You can’t ride U.S. 29 without wondering if the people who reside there have much communication with the world at either end of their asphalt. At times it seems like the people there were born there, bred inside some pretty damned concentric circles, and plan to stay there until they are buried in the giant McCemetery near Anderson.
I love South Carolina. I love it’s backwaters. I love its people. I love its country. I would recommend it to anyone looking to relocate and companies like Saussy Burbank continue to build desirable and affordable homes, making it even more attractive year on year. Nearly every little enclave around the Palmetto State has a story worth telling. U.S. 29 is one of those places, but it’s not a story I love. If I ever have to convince myself to move out of this beautiful place, I will go spend a weekend on that 20-mile stretch of road in Anderson County.
There is hope, though. At least one house along the road is searching the heavens for input, for meaning, for something past U.S. 29’s terminus at I-85. We can only hope they paid one of their satellite bills.
Nice!
Great description, and one with which I agree entirely. Regarding the Jockey Lot, I’ve discovered that its denizens tend to shy away from cameras, especially big DSLRs. I have been able to capture some of them on audio, though…

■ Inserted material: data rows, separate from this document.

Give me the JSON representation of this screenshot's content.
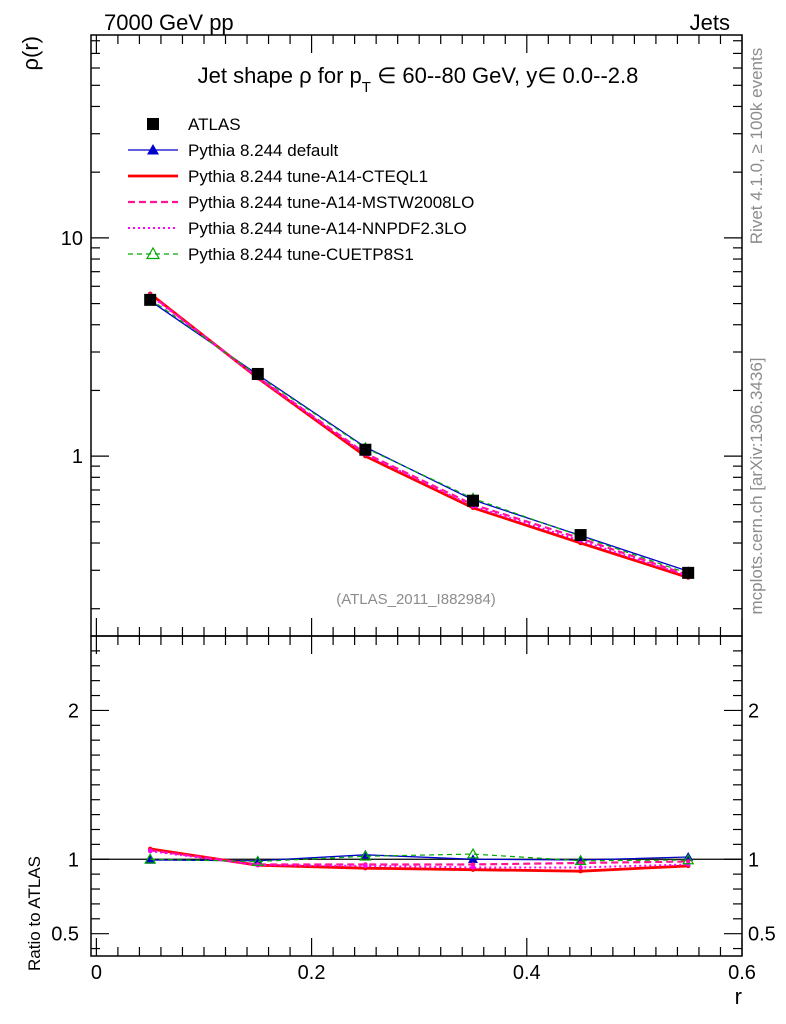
{
  "header": {
    "left": "7000 GeV pp",
    "right": "Jets"
  },
  "side_labels": {
    "rivet": "Rivet 4.1.0, ≥ 100k events",
    "mcplots": "mcplots.cern.ch [arXiv:1306.3436]"
  },
  "chart_data": {
    "type": "line",
    "title": {
      "pre": "Jet shape ρ for p",
      "sub": "T",
      "post": " ∈ 60--80 GeV, y∈ 0.0--2.8"
    },
    "watermark": "(ATLAS_2011_I882984)",
    "xlabel": "r",
    "ylabel_main": "ρ(r)",
    "ylabel_ratio": "Ratio to ATLAS",
    "xlim": [
      -0.005,
      0.6
    ],
    "ylim_main": [
      0.15,
      85
    ],
    "ylim_ratio": [
      0.35,
      2.5
    ],
    "x_ticks": [
      0,
      0.2,
      0.4,
      0.6
    ],
    "x_tick_labels": [
      "0",
      "0.2",
      "0.4",
      "0.6"
    ],
    "main_y_ticks": [
      1,
      10
    ],
    "main_y_tick_labels": [
      "1",
      "10"
    ],
    "ratio_y_ticks": [
      0.5,
      1,
      2
    ],
    "ratio_y_tick_labels": [
      "0.5",
      "1",
      "2"
    ],
    "ratio_y_tick_labels_right": [
      "0.5",
      "1",
      "2"
    ],
    "x": [
      0.05,
      0.15,
      0.25,
      0.35,
      0.45,
      0.55
    ],
    "series": [
      {
        "name": "ATLAS",
        "color": "#000000",
        "style": "data",
        "values": [
          5.2,
          2.38,
          1.07,
          0.625,
          0.435,
          0.292
        ],
        "ratio": [
          1,
          1,
          1,
          1,
          1,
          1
        ]
      },
      {
        "name": "Pythia 8.244 default",
        "color": "#0000cc",
        "style": "solid-triangle",
        "values": [
          5.15,
          2.36,
          1.1,
          0.63,
          0.433,
          0.297
        ],
        "ratio": [
          0.995,
          0.99,
          1.03,
          1.0,
          0.995,
          1.015
        ]
      },
      {
        "name": "Pythia 8.244 tune-A14-CTEQL1",
        "color": "#ff0000",
        "style": "solid-thick",
        "values": [
          5.55,
          2.28,
          1.0,
          0.58,
          0.4,
          0.278
        ],
        "ratio": [
          1.07,
          0.96,
          0.94,
          0.93,
          0.92,
          0.955
        ]
      },
      {
        "name": "Pythia 8.244 tune-A14-MSTW2008LO",
        "color": "#ff1493",
        "style": "dashed",
        "values": [
          5.5,
          2.3,
          1.03,
          0.6,
          0.42,
          0.285
        ],
        "ratio": [
          1.06,
          0.965,
          0.965,
          0.965,
          0.975,
          0.985
        ]
      },
      {
        "name": "Pythia 8.244 tune-A14-NNPDF2.3LO",
        "color": "#ff00ff",
        "style": "dotted",
        "values": [
          5.45,
          2.28,
          1.02,
          0.59,
          0.41,
          0.282
        ],
        "ratio": [
          1.055,
          0.96,
          0.955,
          0.945,
          0.945,
          0.965
        ]
      },
      {
        "name": "Pythia 8.244 tune-CUETP8S1",
        "color": "#00aa00",
        "style": "dashed-open-triangle",
        "values": [
          5.25,
          2.34,
          1.09,
          0.64,
          0.43,
          0.29
        ],
        "ratio": [
          1.0,
          0.985,
          1.02,
          1.035,
          0.99,
          0.995
        ]
      }
    ]
  }
}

http://www.houndbite.com/?houndbite=5768
Spending my morning on hwy 29 at AU for graduation rehearsal. My fav spot – a small used car lot across from the cemetery called “Rapture View Motors.”
Are you certain this stretch of highway isn’t somewhere near Willard or Carthage?

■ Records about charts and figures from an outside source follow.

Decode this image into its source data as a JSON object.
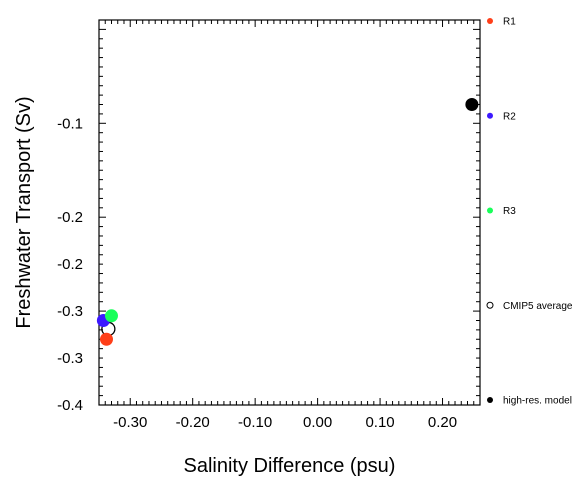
{
  "chart_data": {
    "type": "scatter",
    "xlabel": "Salinity Difference (psu)",
    "ylabel": "Freshwater Transport (Sv)",
    "xlim": [
      -0.35,
      0.26
    ],
    "ylim": [
      -0.4,
      0.01
    ],
    "x_ticks": [
      -0.3,
      -0.2,
      -0.1,
      0.0,
      0.1,
      0.2
    ],
    "x_tick_labels": [
      "-0.30",
      "-0.20",
      "-0.10",
      "0.00",
      "0.10",
      "0.20"
    ],
    "y_ticks": [
      -0.1,
      -0.2,
      -0.3,
      -0.4
    ],
    "y_tick_labels": [
      "-0.1",
      "-0.2",
      "-0.2",
      "-0.3",
      "-0.3",
      "-0.4"
    ],
    "y_label_values": [
      -0.1,
      -0.2,
      -0.25,
      -0.3,
      -0.35,
      -0.4
    ],
    "grid": false,
    "legend_placement": "right",
    "series": [
      {
        "name": "R1",
        "color": "#ff3f19",
        "marker": "filled-circle",
        "x": [
          -0.338
        ],
        "y": [
          -0.33
        ]
      },
      {
        "name": "R2",
        "color": "#3c19ff",
        "marker": "filled-circle",
        "x": [
          -0.343
        ],
        "y": [
          -0.31
        ]
      },
      {
        "name": "R3",
        "color": "#19ff5a",
        "marker": "filled-circle",
        "x": [
          -0.33
        ],
        "y": [
          -0.305
        ]
      },
      {
        "name": "CMIP5 average",
        "color": "#000000",
        "marker": "open-circle",
        "x": [
          -0.335
        ],
        "y": [
          -0.319
        ]
      },
      {
        "name": "high-res. model",
        "color": "#000000",
        "marker": "filled-circle",
        "x": [
          0.247
        ],
        "y": [
          -0.08
        ]
      }
    ]
  }
}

I’m fascinated by these towns that seem to be caught in a vortex. You’re right, for so many, the world consists just between the borders of their small town. Driving through, it’s sometimes hard to imagine you’ll make it to the other side as well.
There’s a town on the 10, about halfway from LA to Pheonix AZ, where I always I feel as though I’ve stopped breathing while passing through.